Learning | Burma-Shave, Part 2

My introductory Burma-Shave post last week barely touched on the discussions we have had on the subject at Troke.  

My co-worker, Ginny, asked the same question that occurred to me, when I received The Verse By the Side of the Road: the Story of the Burma-Shave Signs and Jingles through the Link+ program.  We both wondered how the shaving cream got the name Burma-Shave. In short, "Why Burma?"

My father (the co-pilot, back row, furthest left) and
his fellow crew members from the 40th Bombardment Group.
The aircraft behind them is "The Song of India,"
the B-29 they flew on missions from Tinian over "The Hump."
Burma (or Myanmar, as is it currently known) is a mountainous country located on the eastern shore of the Bay of Bengal.  Its northern border touches Bangladesh, India and China; its southern region reaches Thailand and the Malay Peninsula.

Trivia question

Name the television series that is the source of the following dialogue:

"Why'd you say 'Burma?'"
"I panicked."

See the answer at the bottom of this post.

Ginny and both have fathers who served in the U.S. Army Air Corps during the Second World War, in the China/India/Burma theater. They were both stationed on the island of Tinian. (Small world, isn't it?) Perhaps we're more inclined to ask,"Why Burma?" than the average person.

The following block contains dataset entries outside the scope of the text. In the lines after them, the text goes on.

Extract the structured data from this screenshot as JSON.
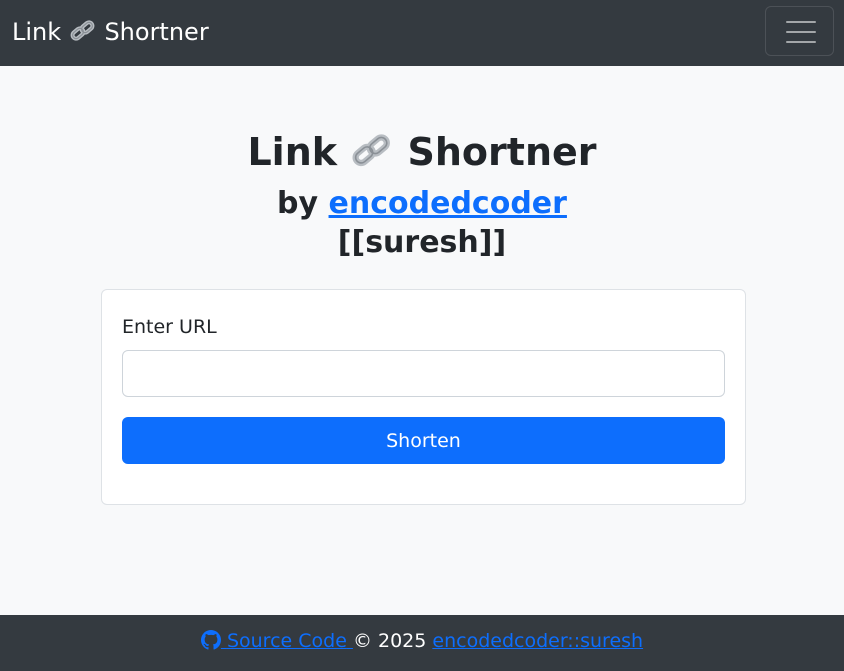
{
  "navbar": {
    "brand_prefix": "Link",
    "brand_icon": "link-icon",
    "brand_suffix": "Shortner",
    "toggler_icon": "hamburger-menu-icon"
  },
  "hero": {
    "title_prefix": "Link",
    "title_icon": "link-icon",
    "title_suffix": "Shortner",
    "by_text": "by ",
    "author_link": "encodedcoder",
    "username": "[[suresh]]"
  },
  "form": {
    "label": "Enter URL",
    "input_value": "",
    "input_placeholder": "",
    "button_label": "Shorten"
  },
  "footer": {
    "github_icon": "github-icon",
    "source_link": "Source Code",
    "copyright": "© 2025",
    "author_link": "encodedcoder::suresh"
  },
  "colors": {
    "navbar_bg": "#343a40",
    "page_bg": "#f8f9fa",
    "primary": "#0d6efd",
    "text": "#212529"
  }
}
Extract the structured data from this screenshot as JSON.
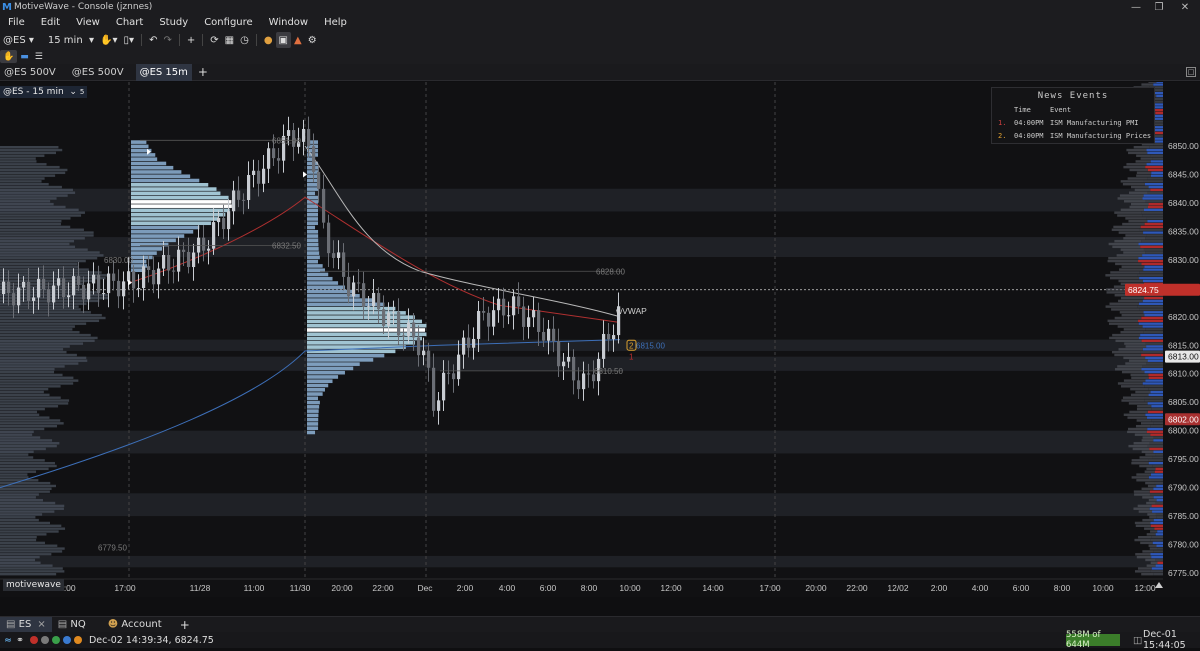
{
  "app": {
    "title": "MotiveWave - Console (jznnes)"
  },
  "menu": [
    "File",
    "Edit",
    "View",
    "Chart",
    "Study",
    "Configure",
    "Window",
    "Help"
  ],
  "toolbar": {
    "symbol": "@ES",
    "interval": "15 min"
  },
  "tabs": [
    {
      "label": "@ES 500V",
      "active": false
    },
    {
      "label": "@ES 500V",
      "active": false
    },
    {
      "label": "@ES 15m",
      "active": true
    }
  ],
  "chart": {
    "header_label": "@ES - 15 min",
    "header_count": "5",
    "watermark": "motivewave",
    "price_labels": [
      "6850.00",
      "6845.00",
      "6840.00",
      "6835.00",
      "6830.00",
      "6825.00",
      "6820.00",
      "6815.00",
      "6810.00",
      "6805.00",
      "6800.00",
      "6795.00",
      "6790.00",
      "6785.00",
      "6780.00",
      "6775.00"
    ],
    "highlighted_prices": {
      "high": "6864.50",
      "current": "6824.75",
      "value_area": "6813.00",
      "low": "6802.00"
    },
    "time_labels": [
      "8:00",
      "10:00",
      "17:00",
      "11/28",
      "11:00",
      "11/30",
      "20:00",
      "22:00",
      "Dec",
      "2:00",
      "4:00",
      "6:00",
      "8:00",
      "10:00",
      "12:00",
      "14:00",
      "17:00",
      "20:00",
      "22:00",
      "12/02",
      "2:00",
      "4:00",
      "6:00",
      "8:00",
      "10:00",
      "12:00"
    ],
    "annotations": {
      "level_6851": "6851.00",
      "level_6832": "6832.50",
      "level_6828": "6828.00",
      "level_6810": "6810.50",
      "level_6779": "6779.50",
      "level_6830": "6830.00",
      "vwap_label": "wVWAP",
      "level_6815": "6815.00",
      "marker_1": "1",
      "marker_2": "2"
    },
    "colors": {
      "up": "#c8ccd2",
      "down": "#6b6e75",
      "profile": "#8fb4d8",
      "poc": "#ffffff",
      "vwap": "#3d6fb8",
      "ema_red": "#b03030",
      "ema_white": "#b8b8b8",
      "bid": "#2f58b8",
      "ask": "#b02a2a"
    }
  },
  "news": {
    "title": "News Events",
    "col_time": "Time",
    "col_event": "Event",
    "items": [
      {
        "n": "1.",
        "time": "04:00PM",
        "event": "ISM Manufacturing PMI"
      },
      {
        "n": "2.",
        "time": "04:00PM",
        "event": "ISM Manufacturing Prices"
      }
    ]
  },
  "bottom_tabs": [
    {
      "label": "ES",
      "active": true
    },
    {
      "label": "NQ",
      "active": false
    },
    {
      "label": "Account",
      "active": false
    }
  ],
  "status": {
    "quote": "Dec-02 14:39:34, 6824.75",
    "memory": "558M of 644M",
    "clock": "Dec-01 15:44:05"
  }
}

Clinton Odell, the founder of the Burma-Vita company in Minnesota first invented a liniment which was supposed to have a number of health benefits. It was mostly comprised of ingredients from Burma and the Malay Peninsula, so he called it Burma-Vita. It is reported to have smelled terrible, which may have been one reason why it never became a commercial success.  

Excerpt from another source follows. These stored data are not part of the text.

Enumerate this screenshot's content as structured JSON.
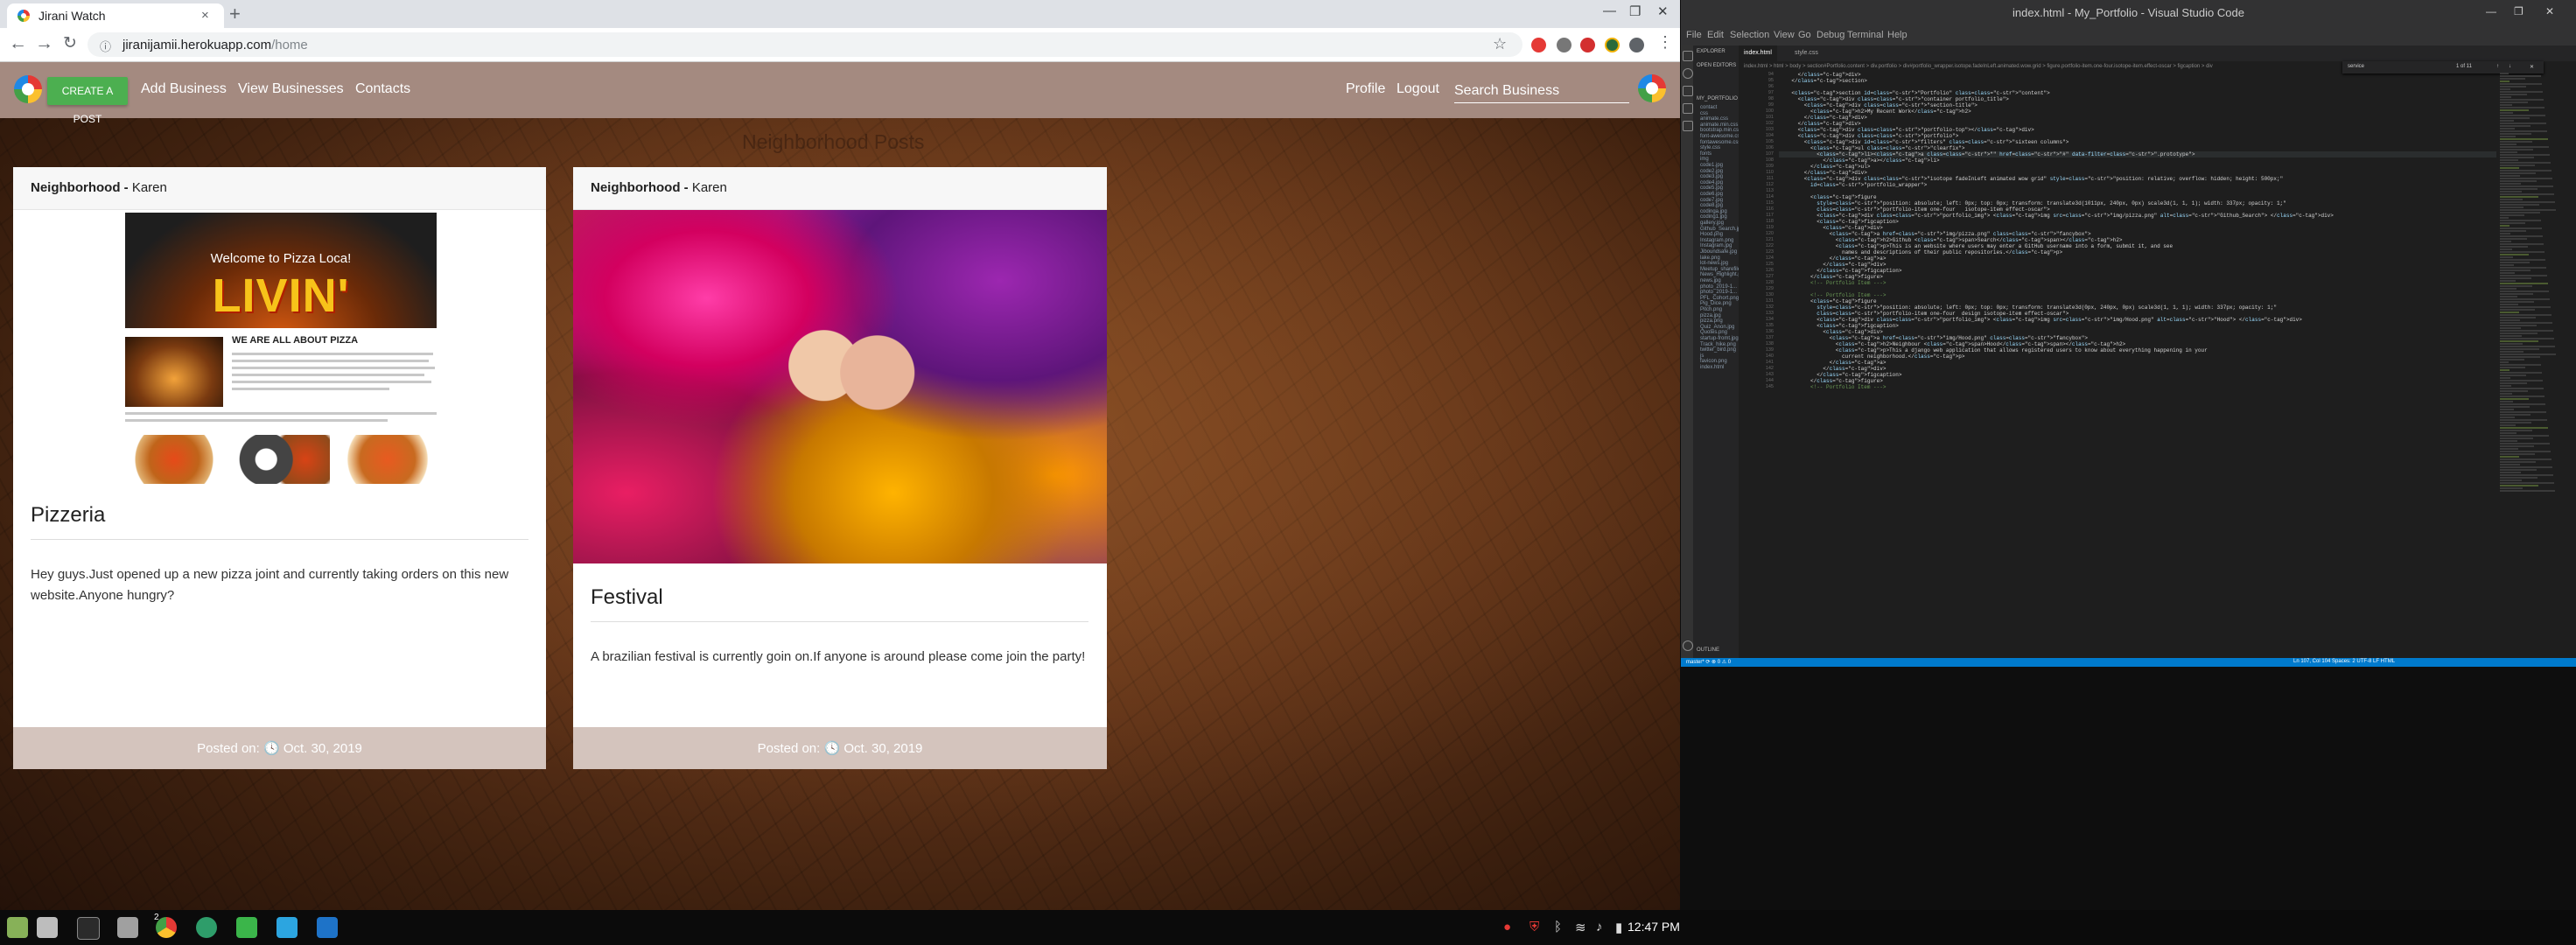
{
  "browser": {
    "tab_title": "Jirani Watch",
    "url_host": "jiranijamii.herokuapp.com",
    "url_path": "/home",
    "window_min": "—",
    "window_max": "❐",
    "window_close": "✕",
    "new_tab": "+",
    "tab_close": "×"
  },
  "site": {
    "create_post": "CREATE A POST",
    "nav_left": [
      "Add Business",
      "View Businesses",
      "Contacts"
    ],
    "nav_right": [
      "Profile",
      "Logout"
    ],
    "search_placeholder": "Search Business",
    "page_heading": "Neighborhood Posts",
    "posts": [
      {
        "header_bold": "Neighborhood -",
        "header_name": " Karen",
        "title": "Pizzeria",
        "body": "Hey guys.Just opened up a new pizza joint and currently taking orders on this new website.Anyone hungry?",
        "footer_label": "Posted on:",
        "footer_date": "Oct. 30, 2019",
        "image_welcome": "Welcome to Pizza Loca!",
        "image_livin": "LIVIN'",
        "image_about": "WE ARE ALL ABOUT PIZZA"
      },
      {
        "header_bold": "Neighborhood -",
        "header_name": " Karen",
        "title": "Festival",
        "body": "A brazilian festival is currently goin on.If anyone is around please come join the party!",
        "footer_label": "Posted on:",
        "footer_date": "Oct. 30, 2019"
      }
    ]
  },
  "vscode": {
    "title": "index.html - My_Portfolio - Visual Studio Code",
    "menu": [
      "File",
      "Edit",
      "Selection",
      "View",
      "Go",
      "Debug",
      "Terminal",
      "Help"
    ],
    "explorer_header": "EXPLORER",
    "open_editors": "OPEN EDITORS",
    "project": "MY_PORTFOLIO",
    "files": [
      "contact",
      "css",
      "animate.css",
      "animate.min.css",
      "bootstrap.min.css",
      "font-awesome.css",
      "fontawesome.css",
      "style.css",
      "fonts",
      "img",
      "code1.jpg",
      "code2.jpg",
      "code3.jpg",
      "code4.jpg",
      "code5.jpg",
      "code6.jpg",
      "code7.jpg",
      "code8.jpg",
      "codinga.jpg",
      "coding1.jpg",
      "gallery.jpg",
      "Github_Search.jpg",
      "Hood.png",
      "Instagram.png",
      "Instagram.jpg",
      "Jiboundsafe.jpg",
      "lake.png",
      "lot-news.jpg",
      "Meetup_sharefile...",
      "News_Highlight.png",
      "news.jpg",
      "photo_2019-1...",
      "photo_2019-1...",
      "PFL_Cohort.png",
      "Pig_Dice.png",
      "Pitch.png",
      "pizza.jpg",
      "pizza.png",
      "Quiz_Anon.jpg",
      "Quotes.png",
      "startup-fromt.jpg",
      "Track_hike.png",
      "twitter_bird.png",
      "js",
      "favicon.png",
      "index.html"
    ],
    "outline": "OUTLINE",
    "tabs": [
      "index.html",
      "style.css"
    ],
    "breadcrumb": "index.html > html > body > section#Portfolio.content > div.portfolio > div#portfolio_wrapper.isotope.fadeInLeft.animated.wow.grid > figure.portfolio-item.one-four.isotope-item.effect-oscar > figcaption > div",
    "find_query": "service",
    "find_count": "1 of 11",
    "line_numbers": [
      "94",
      "95",
      "96",
      "97",
      "98",
      "99",
      "100",
      "101",
      "102",
      "103",
      "104",
      "105",
      "106",
      "107",
      "108",
      "109",
      "110",
      "111",
      "112",
      "113",
      "114",
      "115",
      "116",
      "117",
      "118",
      "119",
      "120",
      "121",
      "122",
      "123",
      "124",
      "125",
      "126",
      "127",
      "128",
      "129",
      "130",
      "131",
      "132",
      "133",
      "134",
      "135",
      "136",
      "137",
      "138",
      "139",
      "140",
      "141",
      "142",
      "143",
      "144",
      "145"
    ],
    "code_lines": [
      "      </div>",
      "    </section>",
      "",
      "    <section id=\"Portfolio\" class=\"content\">",
      "      <div class=\"container portfolio_title\">",
      "        <div class=\"section-title\">",
      "          <h2>My Recent Work</h2>",
      "        </div>",
      "      </div>",
      "      <div class=\"portfolio-top\"></div>",
      "      <div class=\"portfolio\">",
      "        <div id=\"filters\" class=\"sixteen columns\">",
      "          <ul class=\"clearfix\">",
      "            <li><a class=\"\" href=\"#\" data-filter=\".prototype\">",
      "              </a></li>",
      "          </ul>",
      "        </div>",
      "        <div class=\"isotope fadeInLeft animated wow grid\" style=\"position: relative; overflow: hidden; height: 500px;\"",
      "          id=\"portfolio_wrapper\">",
      "",
      "          <figure",
      "            style=\"position: absolute; left: 0px; top: 0px; transform: translate3d(1011px, 240px, 0px) scale3d(1, 1, 1); width: 337px; opacity: 1;\"",
      "            class=\"portfolio-item one-four   isotope-item effect-oscar\">",
      "            <div class=\"portfolio_img\"> <img src=\"img/pizza.png\" alt=\"Github_Search\"> </div>",
      "            <figcaption>",
      "              <div>",
      "                <a href=\"img/pizza.png\" class=\"fancybox\">",
      "                  <h2>Github <span>Search</span></h2>",
      "                  <p>This is an website where users may enter a GitHub username into a form, submit it, and see",
      "                    names and descriptions of their public repositories.</p>",
      "                </a>",
      "              </div>",
      "            </figcaption>",
      "          </figure>",
      "          <!-- Portfolio Item --->",
      "",
      "          <!-- Portfolio Item --->",
      "          <figure",
      "            style=\"position: absolute; left: 0px; top: 0px; transform: translate3d(0px, 240px, 0px) scale3d(1, 1, 1); width: 337px; opacity: 1;\"",
      "            class=\"portfolio-item one-four  design isotope-item effect-oscar\">",
      "            <div class=\"portfolio_img\"> <img src=\"img/Hood.png\" alt=\"Hood\"> </div>",
      "            <figcaption>",
      "              <div>",
      "                <a href=\"img/Hood.png\" class=\"fancybox\">",
      "                  <h2>Neighbour <span>Hood</span></h2>",
      "                  <p>This a django web application that allows registered users to know about everything happening in your",
      "                    current neighborhood.</p>",
      "                </a>",
      "              </div>",
      "            </figcaption>",
      "          </figure>",
      "          <!-- Portfolio Item --->"
    ],
    "status_left": "master* ⟳ ⊗ 0 ⚠ 0",
    "status_right": "Ln 107, Col 104   Spaces: 2   UTF-8   LF   HTML"
  },
  "taskbar": {
    "clock": "12:47 PM",
    "badge": "2"
  }
}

Mr. Odell was inspired by a brushless shaving product he saw in England, called Lloyd's Euxesis; he hired a chemist to develop a similar product, which he named Burma-Shave. (I couldn't help but to look up the origin of the name Euxesis; it comes from the Greek root eu- [good] and -xesis [to scrape] it's all about shaving well.)

Burma-Shave did not sell very well until Mr. Odell's sons started advertising the product on roadside signs. The first signs were placed 100 paces apart, but those distances grew as people began driving cars faster.  The publicity generated by those roadside signs can still be felt today--most people familiar with the name Burma-Shave immediately think of those signs; and conversely, when people see a sequence of rhyming signs by the road, they think of Burma-Shave.

Answer to the trivia question:

Monty Python's Flying Circus, Series 2.  It was part of the Exploding Penguin on the TV Set sketch from Episode 22, "How To Recognize Different Parts of the Body.". Graham Chapman exclaimed "BURMA!" after John Cleese speculated about where the penguin came from, "Penguins don't come from next door; they come from the Antarctic."